- Faramarz Kola Location within Iran
- Coordinates: 36°21′35″N 52°48′35″E﻿ / ﻿36.35972°N 52.80972°E
- Country: Iran
- Province: Mazandaran
- County: North Savadkuh
- District: Narenjestan
- Rural District: Hatkeh

Population (2016)
- • Total: 632
- Time zone: UTC+3:30 (IRST)

= Faramarz Kola =

Village in Mazandaran province, Iran

Faramarz Kola (فرامرزكلا) (Note: Also romanized as Farāmarz Kolā) is a village in Hatkeh Rural District of Narenjestan District in North Savadkuh County, Mazandaran province, Iran.

==Demographics==
===Population===
At the time of the 2006 National Census, the village's population was 561 in 143 households, when it was in Sharq va Gharb-e Shirgah Rural District of the former Shirgah District in Savadkuh County. The following census in 2011 counted 545 people in 165 households.

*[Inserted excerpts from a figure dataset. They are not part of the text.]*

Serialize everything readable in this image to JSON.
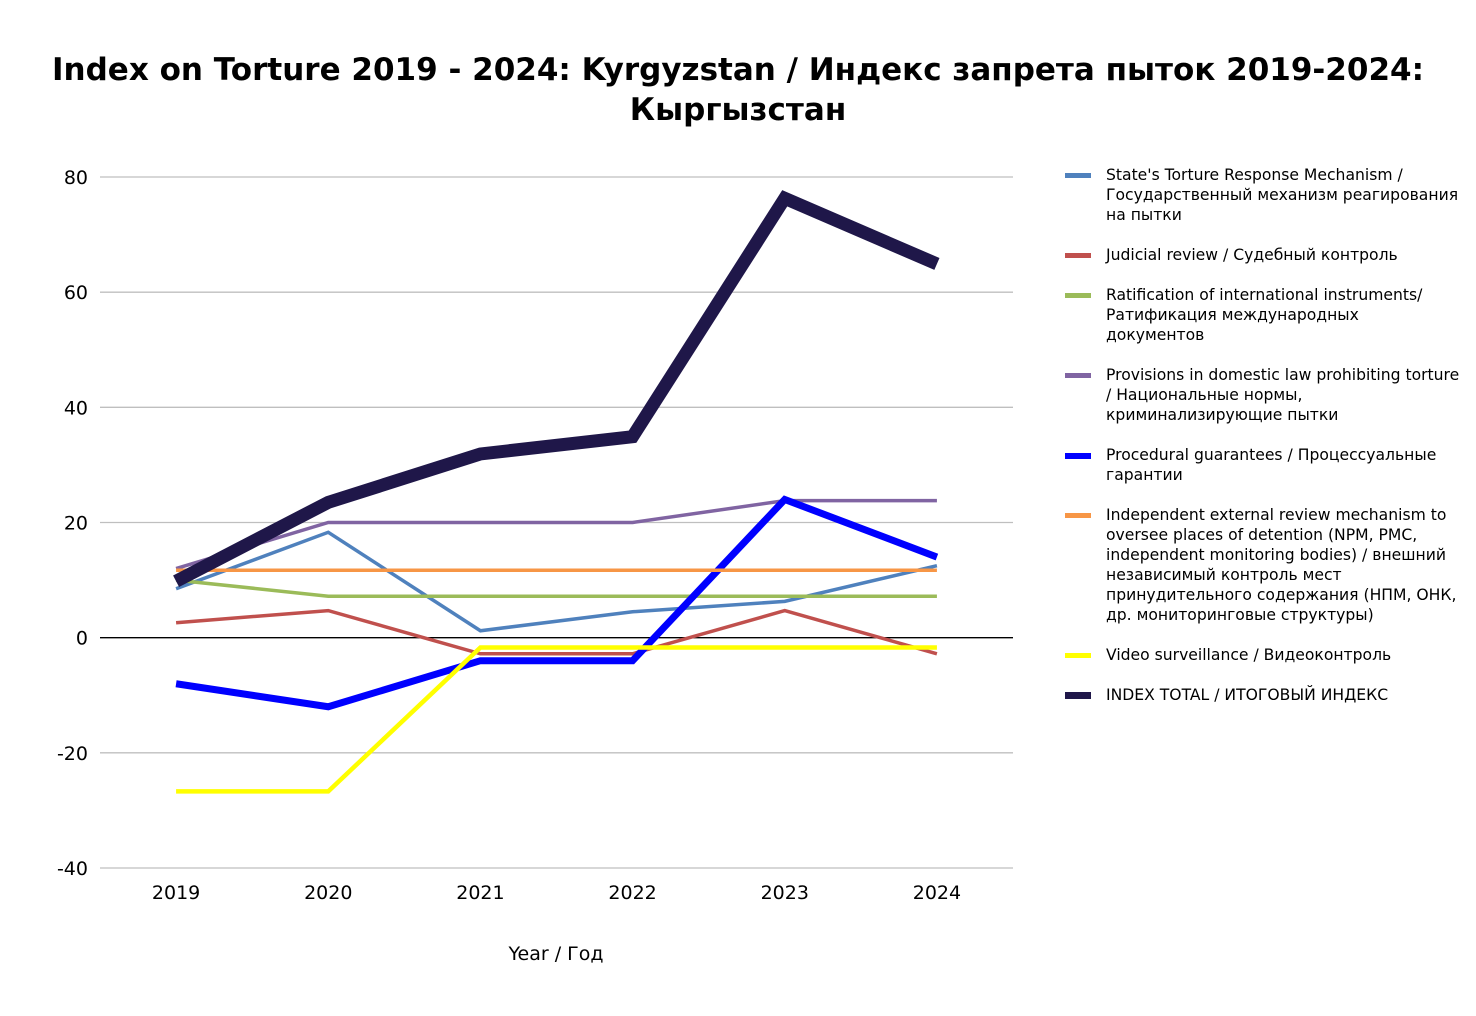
{
  "chart_data": {
    "type": "line",
    "title": "Index on Torture 2019 - 2024: Kyrgyzstan / Индекс запрета пыток 2019-2024: Кыргызстан",
    "xlabel": "Year / Год",
    "ylabel": "",
    "categories": [
      "2019",
      "2020",
      "2021",
      "2022",
      "2023",
      "2024"
    ],
    "ylim": [
      -40,
      80
    ],
    "yticks": [
      80,
      60,
      40,
      20,
      0,
      -20,
      -40
    ],
    "grid": true,
    "legend_position": "right",
    "series": [
      {
        "name": "State's Torture Response Mechanism / Государственный механизм реагирования на пытки",
        "color": "#4f81bd",
        "values": [
          8.5,
          18.3,
          1.2,
          4.5,
          6.3,
          12.5
        ]
      },
      {
        "name": "Judicial review / Судебный контроль",
        "color": "#c0504d",
        "values": [
          2.6,
          4.7,
          -2.8,
          -2.8,
          4.7,
          -2.8
        ]
      },
      {
        "name": "Ratification of international instruments/ Ратификация международных документов",
        "color": "#9bbb59",
        "values": [
          10.0,
          7.2,
          7.2,
          7.2,
          7.2,
          7.2
        ]
      },
      {
        "name": "Provisions in domestic law prohibiting torture / Национальные нормы, криминализирующие пытки",
        "color": "#8064a2",
        "values": [
          12.0,
          20.0,
          20.0,
          20.0,
          23.8,
          23.8
        ]
      },
      {
        "name": "Procedural guarantees / Процессуальные гарантии",
        "color": "#0000ff",
        "values": [
          -8.0,
          -12.0,
          -4.0,
          -4.0,
          24.0,
          14.0
        ]
      },
      {
        "name": "Independent external review mechanism to oversee places of detention (NPM, PMC, independent monitoring bodies) / внешний независимый контроль мест принудительного содержания (НПМ, ОНК, др. мониторинговые структуры)",
        "color": "#f79646",
        "values": [
          11.7,
          11.7,
          11.7,
          11.7,
          11.7,
          11.7
        ]
      },
      {
        "name": "Video surveillance / Видеоконтроль",
        "color": "#ffff00",
        "values": [
          -26.7,
          -26.7,
          -1.7,
          -1.7,
          -1.7,
          -1.7
        ]
      },
      {
        "name": "INDEX TOTAL /  ИТОГОВЫЙ ИНДЕКС",
        "color": "#1f1749",
        "values": [
          9.8,
          23.5,
          31.9,
          34.9,
          76.3,
          64.9
        ]
      }
    ]
  }
}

The 2016 census measured the population of the village as 632 people in 202 households, by which time the district had been separated from the county in the establishment of North Savadkuh County. The rural district was transferred to the new Central District, and Faramarz Kola was transferred to Hatkeh Rural District created in the new Narenjestan District.